Last week, one of my Twitter favorites Aaron Biebert linked to a post called Am I Writer Or A Blogger? by Jim Raffel, a writer I don’t know. But his questions have rattled around in my head since, especially this one:
“If I’ve never been paid to write, can I really call myself a writer?”
My immediate answer was ‘No’ for two reasons:
(1) How could you be a real writer if you’re not recognized in the form of compensation, and
(2) It’s so easy to publish now, anyone can call themselves a writer, so getting paid is the defining line between writers and dabblers.
But then I backed off a bit after recalling a less staunch definition I had for myself in 2003. Back then, some friends and I had a sports and pop culture website, and I didn’t officially call us writers until we were reviewed and written up by established media entities.
We didn’t make much money on that site. We did it because we loved writing and creating.
This is the point my wife made tonight when I asked her if one must be paid to be a real writer.
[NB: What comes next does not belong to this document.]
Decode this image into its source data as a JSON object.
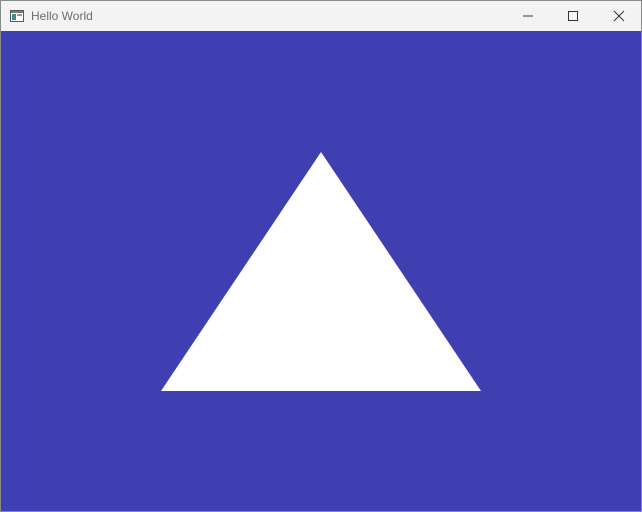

She reckons there are scores of people who write daily, never publish a thing, and don’t get paid. She thinks those people are the real writers because they do it for the love of it.
She almost convinced me, but I’m staying in the camp that says one has to be published (by an entity other than themselves), reviewed, or paid to be a real writer.
Raffel also adds one more layer by saying that business writing like proposals and presentations counts as getting paid as a writer. I disagree. I’ve done (and been paid for) these things for years, and I think there’s a clear line between this type of business content and writing news, commentary, fiction, etc.